Appellees argue that the judgment entered against the appellant husband herein was only voidable and not void due to the failure of the court to obtain jurisdiction over him by proper service. Initially, we note that such an argument cannot be properly made in the case sub judice since our prior decision in the case of Kaplan v. Balding, supra, affirmed a lower court order holding the judgment against appellant husband to be "null and void". Moreover, we have previously held that failure to effectuate proper service on a defendant, and a default judgment entered thereon, is a void judgment and may be set aside or vacated at any time. Outler v. Berman, Fla. App. 1970, 234 So. 2d 724.
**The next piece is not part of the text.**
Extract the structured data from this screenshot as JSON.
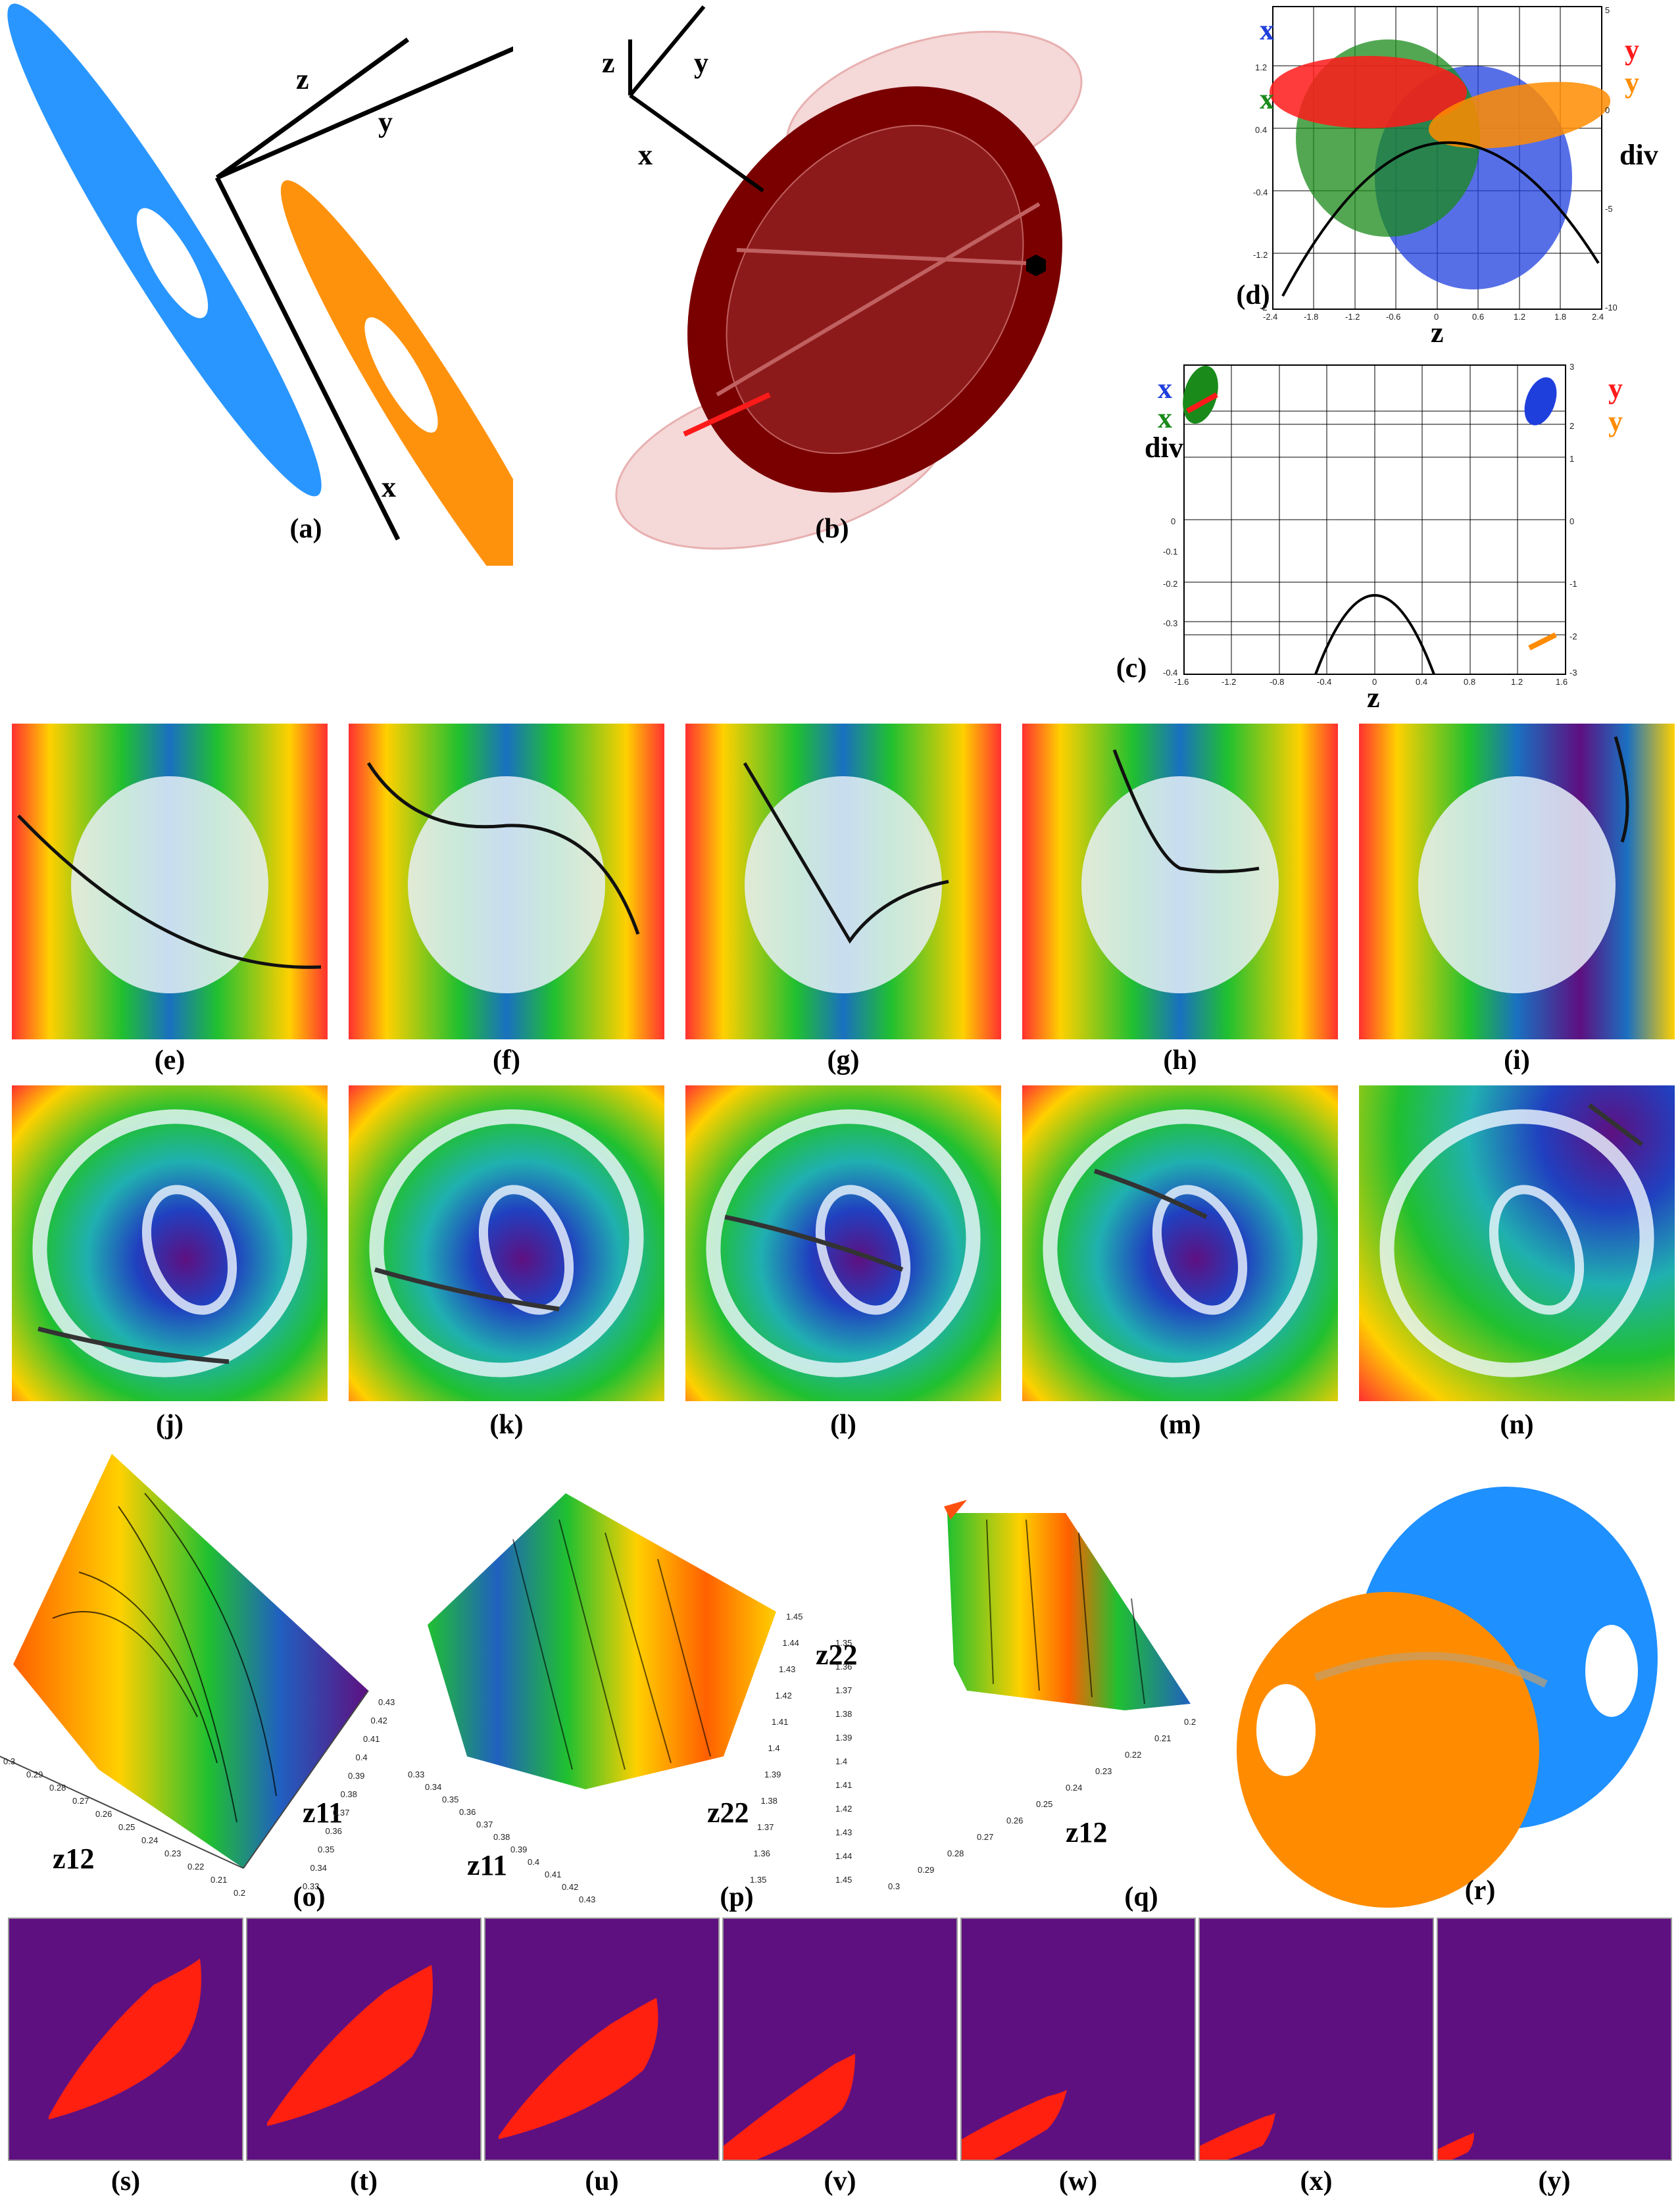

Once it is established that the judgment rendered against the appellant husband was void, the only valid judgment remaining was against the appellant wife. It is well established in Florida law that property held as a tenancy by the entireties cannot be made available to answer for the judgment debts of one of the tenants individually. France v. Hart, Fla.App. 1964, 170 So. 2d 52; Crawford v. United States Fidelity & Guaranty Co., Fla.App. 1962, 139 So. 2d 500; Winters v. Parks, Fla. 1956, 91 So. 2d 649; Meyer v. Faust, Fla. 1955, 83 So. 2d 847; Hunt v. Covington, 145 Fla. 706, 200 So. 76.
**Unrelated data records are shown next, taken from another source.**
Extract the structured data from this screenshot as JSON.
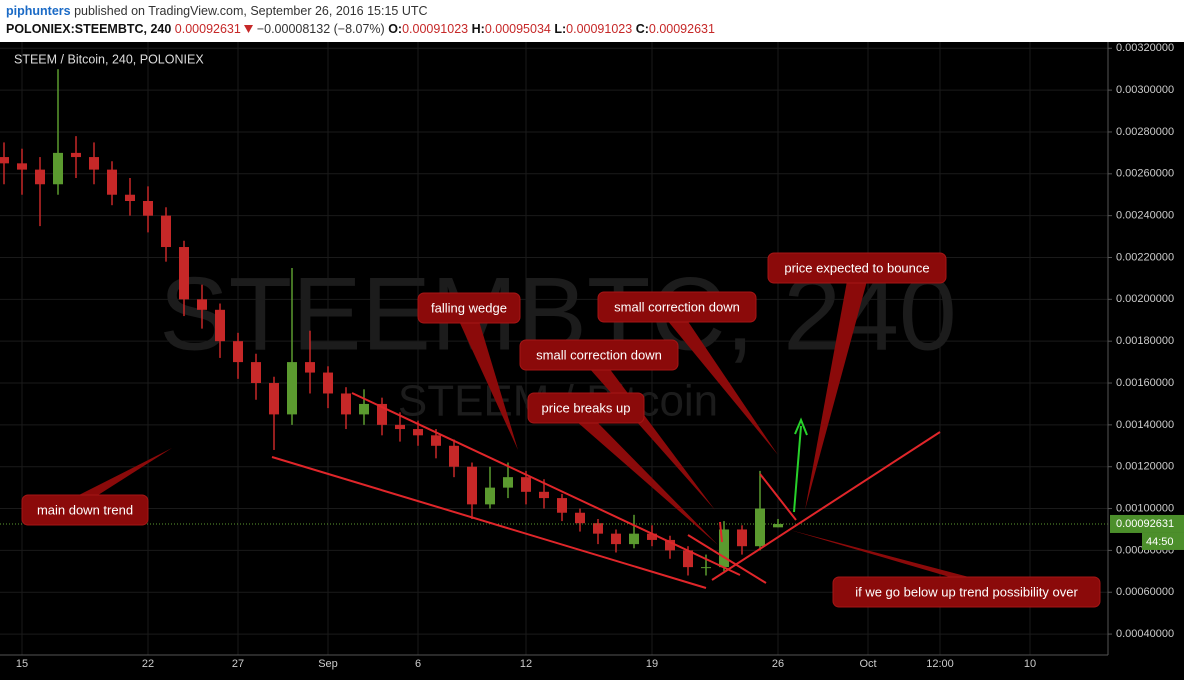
{
  "header": {
    "publisher": "piphunters",
    "published": "published on TradingView.com, September 26, 2016 15:15 UTC"
  },
  "chart_data": {
    "type": "candlestick",
    "symbol": "POLONIEX:STEEMBTC, 240",
    "last": 0.00092631,
    "change": "−0.00008132 (−8.07%)",
    "ohlc_labels": [
      "O:",
      "H:",
      "L:",
      "C:"
    ],
    "ohlc_values": [
      0.00091023,
      0.00095034,
      0.00091023,
      0.00092631
    ],
    "legend": "STEEM / Bitcoin, 240, POLONIEX",
    "watermark": "STEEMBTC, 240",
    "watermark_sub": "STEEM / Bitcoin",
    "countdown": "44:50",
    "up_color": "#5b9a2f",
    "down_color": "#c62828",
    "grid": true,
    "categories": [
      null,
      "15",
      null,
      null,
      null,
      null,
      null,
      null,
      "22",
      null,
      null,
      null,
      null,
      "27",
      null,
      null,
      null,
      null,
      "Sep",
      null,
      null,
      null,
      null,
      "6",
      null,
      null,
      null,
      null,
      null,
      "12",
      null,
      null,
      null,
      null,
      null,
      null,
      "19",
      null,
      null,
      null,
      null,
      null,
      null,
      "26",
      null,
      null,
      null,
      null,
      "Oct",
      null,
      null,
      null,
      "12:00",
      null,
      null,
      null,
      null,
      "10",
      null,
      null,
      null,
      null
    ],
    "open": [
      0.00268,
      0.00265,
      0.00262,
      0.00255,
      0.0027,
      0.00268,
      0.00262,
      0.0025,
      0.00247,
      0.0024,
      0.00225,
      0.002,
      0.00195,
      0.0018,
      0.0017,
      0.0016,
      0.00145,
      0.0017,
      0.00165,
      0.00155,
      0.00145,
      0.0015,
      0.0014,
      0.00138,
      0.00135,
      0.0013,
      0.0012,
      0.00102,
      0.0011,
      0.00115,
      0.00108,
      0.00105,
      0.00098,
      0.00093,
      0.00088,
      0.00083,
      0.00088,
      0.00085,
      0.0008,
      0.00072,
      0.00072,
      0.0009,
      0.00082,
      0.00091023,
      null,
      null,
      null,
      null,
      null,
      null,
      null,
      null,
      null,
      null,
      null,
      null,
      null,
      null,
      null,
      null,
      null,
      null
    ],
    "high": [
      0.00275,
      0.00272,
      0.00268,
      0.0031,
      0.00278,
      0.00275,
      0.00266,
      0.00258,
      0.00254,
      0.00244,
      0.00228,
      0.00207,
      0.00198,
      0.00184,
      0.00174,
      0.00163,
      0.00215,
      0.00185,
      0.00168,
      0.00158,
      0.00157,
      0.00153,
      0.00146,
      0.00142,
      0.00138,
      0.00133,
      0.00122,
      0.0012,
      0.00122,
      0.00118,
      0.00114,
      0.00107,
      0.001,
      0.00095,
      0.0009,
      0.00097,
      0.00092,
      0.00087,
      0.00082,
      0.00078,
      0.00094,
      0.00092,
      0.00118,
      0.00095034,
      null,
      null,
      null,
      null,
      null,
      null,
      null,
      null,
      null,
      null,
      null,
      null,
      null,
      null,
      null,
      null,
      null,
      null
    ],
    "low": [
      0.00255,
      0.0025,
      0.00235,
      0.0025,
      0.00258,
      0.00255,
      0.00245,
      0.0024,
      0.00232,
      0.00218,
      0.00192,
      0.00186,
      0.00172,
      0.00162,
      0.00152,
      0.00128,
      0.0014,
      0.00155,
      0.00148,
      0.00138,
      0.0014,
      0.00135,
      0.00132,
      0.0013,
      0.00124,
      0.00115,
      0.00095,
      0.001,
      0.00105,
      0.00102,
      0.001,
      0.00094,
      0.00089,
      0.00083,
      0.00079,
      0.00081,
      0.00082,
      0.00076,
      0.00068,
      0.00068,
      0.0007,
      0.00078,
      0.0008,
      0.00091023,
      null,
      null,
      null,
      null,
      null,
      null,
      null,
      null,
      null,
      null,
      null,
      null,
      null,
      null,
      null,
      null,
      null,
      null
    ],
    "close": [
      0.00265,
      0.00262,
      0.00255,
      0.0027,
      0.00268,
      0.00262,
      0.0025,
      0.00247,
      0.0024,
      0.00225,
      0.002,
      0.00195,
      0.0018,
      0.0017,
      0.0016,
      0.00145,
      0.0017,
      0.00165,
      0.00155,
      0.00145,
      0.0015,
      0.0014,
      0.00138,
      0.00135,
      0.0013,
      0.0012,
      0.00102,
      0.0011,
      0.00115,
      0.00108,
      0.00105,
      0.00098,
      0.00093,
      0.00088,
      0.00083,
      0.00088,
      0.00085,
      0.0008,
      0.00072,
      0.00072,
      0.0009,
      0.00082,
      0.001,
      0.00092631,
      null,
      null,
      null,
      null,
      null,
      null,
      null,
      null,
      null,
      null,
      null,
      null,
      null,
      null,
      null,
      null,
      null,
      null
    ],
    "ylim": [
      0.0003,
      0.00323
    ],
    "yticks": [
      {
        "value": 0.0004,
        "label": "0.00040000"
      },
      {
        "value": 0.0006,
        "label": "0.00060000"
      },
      {
        "value": 0.0008,
        "label": "0.00080000"
      },
      {
        "value": 0.001,
        "label": "0.00100000"
      },
      {
        "value": 0.0012,
        "label": "0.00120000"
      },
      {
        "value": 0.0014,
        "label": "0.00140000"
      },
      {
        "value": 0.0016,
        "label": "0.00160000"
      },
      {
        "value": 0.0018,
        "label": "0.00180000"
      },
      {
        "value": 0.002,
        "label": "0.00200000"
      },
      {
        "value": 0.0022,
        "label": "0.00220000"
      },
      {
        "value": 0.0024,
        "label": "0.00240000"
      },
      {
        "value": 0.0026,
        "label": "0.00260000"
      },
      {
        "value": 0.0028,
        "label": "0.00280000"
      },
      {
        "value": 0.003,
        "label": "0.00300000"
      },
      {
        "value": 0.0032,
        "label": "0.00320000"
      }
    ],
    "annotations": [
      {
        "text": "main down trend"
      },
      {
        "text": "falling wedge"
      },
      {
        "text": "small correction down"
      },
      {
        "text": "price breaks up"
      },
      {
        "text": "small correction down"
      },
      {
        "text": "price expected to bounce"
      },
      {
        "text": "if we go below up trend possibility over"
      }
    ]
  }
}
Appellees, as purchasers of the property at a judicial sale, are generally subject to the doctrine of caveat emptor. As such, the purchaser at a sheriff's sale acquires only just such interest as the debtor may have in the land. Bradley v. Forbs, 116 Fla. 350, 156 So. 716; Gracy v. Fielding, 71 Fla. 1, 70 So. 625. As was previously noted, the interest of the judgment debtor herein, the appellant wife, was an estate by the entireties and not capable of being the object of satisfaction for the debt of one of the tenants alone. Thus, the interest of the judgment debtor could not pass by the sale. Moreover, a judicial sale made under a void decree, as where there are fatal jurisdictional defects, confers no title on the purchaser at the sale. 50 C.J.S. Judicial Sales § 41; 47 Am.Jur.2d, Judicial Sales § 261.
Therefore, the order of the trial judge, dismissing appellants' amended complaint to set aside the sheriff's sale with prejudice was erroneous and must be reversed. Accordingly, the order dismissing appellants' complaint with prejudice is hereby reversed and remanded with directions to reinstate the cause and hold such further proceedings as are necessary, in conformity with this opinion. The denial by the trial judge of appellees' motion to strike is hereby affirmed.
Affirmed in part and reversed in part and remanded with directions.